A- L'autonomie prolétarienne: force collective et séparation
Le premier élément qui distingue, du point de vue d'une anthropologie politique, la conception de la raison publique de Proudhon de celle du libéralisme politique, c'est que la raison publique, même si elle se nourrit de la pluralité des expressions des opinions individuelles dans ce qu'elles ont de plus subjectif, ne repose pas sur un individualisme. En effet, l'unité sociale de base pour Proudhon, c'est un groupe, c'est une force collective.
Cette notion de force collective apparaît chez Proudhon dès son ouvrage Qu'est-ce que la propriété ?. Il en produit une analyse étendue, en appendice à la quatrième étude contenue dans De la justice intitulée « L'Etat ». Dans cet appendice, portant pour titre Catéchisme politique, Proudhon définit la notion de force collective. Il fait de la force un attribut de tout être. Les individus sont eux-mêmes des groupes (je est un “nous”) dans la conception de Proudhon et les groupes d'individus possèdent leur propre force qui n'est pas la somme des forces individuelles. La force collective n'est pas une substance mais l'expression d'un rapport. Plus les individus ont de relations entre eux et plus leur force collective est grande.
De manière générale, la raison publique constitue une balance des forces collectives que sont les individus[23]. L'expression de cette balance est ce que Proudhon appelle la justice. De manière générale, la raison publique est la résultante de « toute réunion d'hommes, en un mot, formée pour la discussion des idées et la recherche du droit”[24]. Il ne s'agit donc pas d'une raison constituante (transcendantale, a priori), mais constituée à partir d'un débat.
Cependant, le développement social s'est caractérisé par l'appropriation par le père de famille, par le propriétaire, par le capitaliste… de la force collective des travailleurs. On a donc nommé justice, non pas l'équilibre des forces collectives, mais la justification des inégalités sociales. Dès lors, la justice, et donc la raison publique, ne peut s'établir sans une révolution. Mais cela signifie également que, dans le cadre du système actuel, la raison publique ne peut s'établir entre les classes au sein du parlement. C'est ce que Proudhon explique aux ouvriers auteurs du Manifeste des 60 dans une lettre datée de 1864: « La division de la société en deux classes, l’une de travailleurs salariés, l’autre de propriétaires-capitalistes-entrepreneurs, étant donc indubitable en fait, la conséquence ne doit surprendre personne. [...] Ce n’est pas votre faute si, retranchés de leur communion, vous êtes condamnés à user envers eux de représailles. C’est pourquoi je vous le dis de toute l’énergie et de toute la tristesse de mon âme : Séparez-vous de qui s’est le premier séparé, séparez-vous, comme autrefois le peuple romain se séparait de ses aristocrates. Separamini popule meus. C’est par la séparation que vous vaincrez ; point de représentants, point de candidats ! »[25].

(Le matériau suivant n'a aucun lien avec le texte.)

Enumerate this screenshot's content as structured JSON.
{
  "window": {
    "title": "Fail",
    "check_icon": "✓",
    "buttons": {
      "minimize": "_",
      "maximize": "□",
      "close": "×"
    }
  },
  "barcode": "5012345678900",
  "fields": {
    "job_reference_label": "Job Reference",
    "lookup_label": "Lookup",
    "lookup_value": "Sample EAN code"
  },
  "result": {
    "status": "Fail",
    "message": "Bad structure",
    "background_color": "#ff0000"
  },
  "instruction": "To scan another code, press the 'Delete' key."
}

Cela signifie donc que, pour Proudhon, la division en classes sociales ne permet pas d'établir la raison publique, mais suppose au contraire la constitution d'espaces publics oppositionnels[26]. C'est dans le cadre d'organisations proprement ouvrières que peut s'établir une raison collective par laquelle les ouvriers sont amenés à prendre des décisions.
B- Epreuve de force et épreuve de légitimité: le « droit de la force »

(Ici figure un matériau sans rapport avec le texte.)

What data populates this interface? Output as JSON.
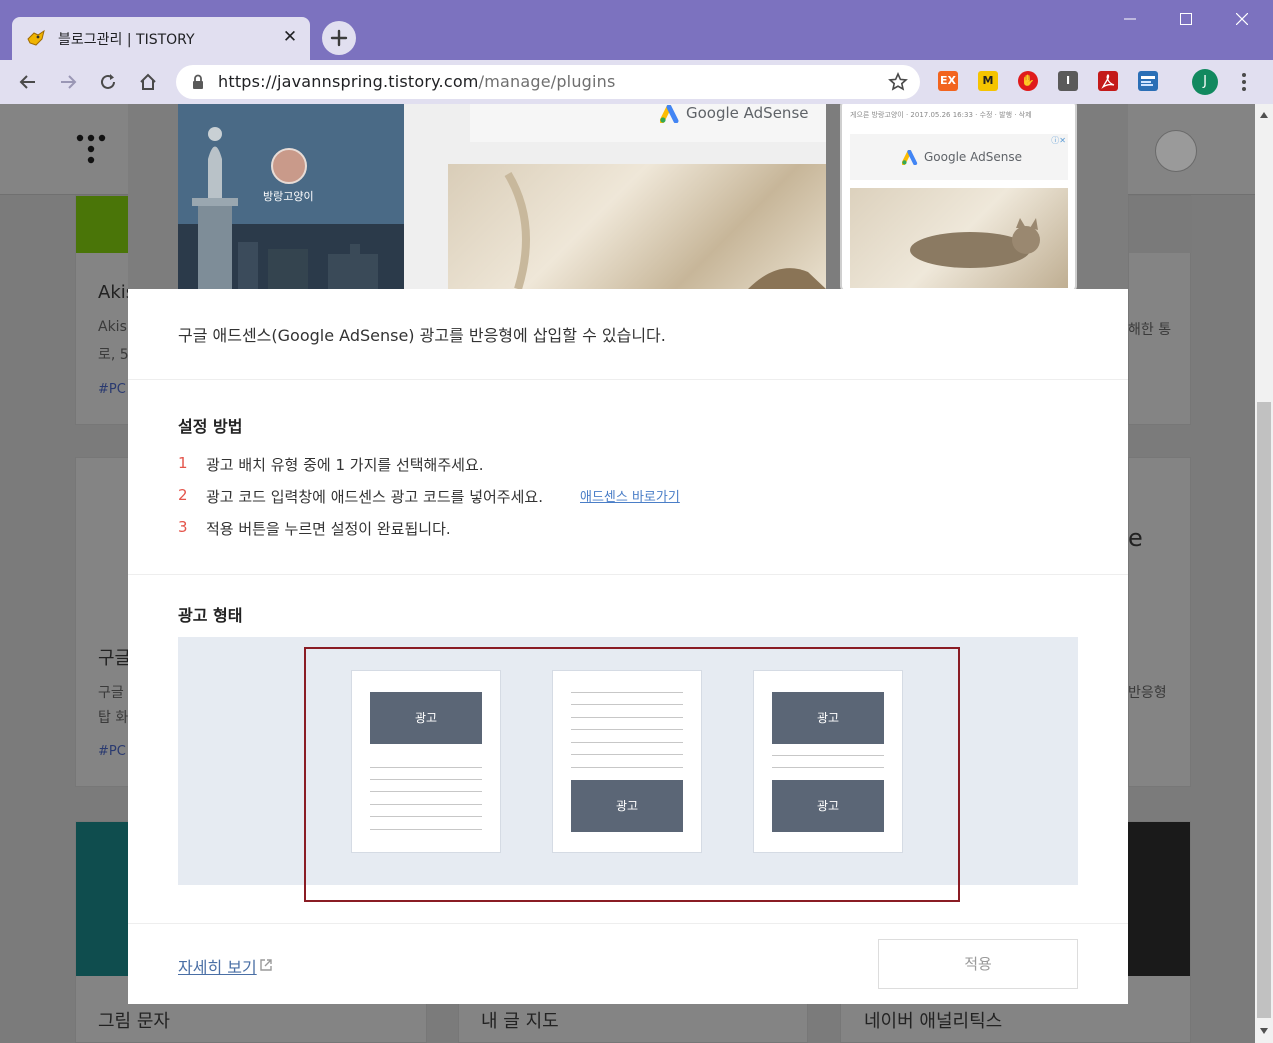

Néanmoins, la notion de raison publique, dans le cadre d’une théorie socialiste qui analyse la société comme étant divisée en classes sociales inégalitaires, pose une seconde difficulté. La notion de raison publique suppose d’accorder une légitimité aux épreuves d’argumentation des acteurs, et de ne pas les considérer comme de simples expressions d’un rapport de force. Or une telle thèse ne conduit-elle pas en définitive à une lecture idéaliste du social ? Comment rendre compte de ce dualisme ontologique chez Proudhon ? Comment une analyse en termes de rapports de force et de sens peut-elle coexister chez cet auteur ?
Le phénoménalisme de Proudhon l’amène a ne pas trancher en soi le problème de l’existence de la force et du sens[27]. Il constate l’existence de ces deux aspects de la réalité, mais le caractère limité de la raison ne permet pas de réduire le sens à la force. Il s’agit de partir de l’apparence. Or l’apparence est caractérisée par la coexistence de ces deux aspects.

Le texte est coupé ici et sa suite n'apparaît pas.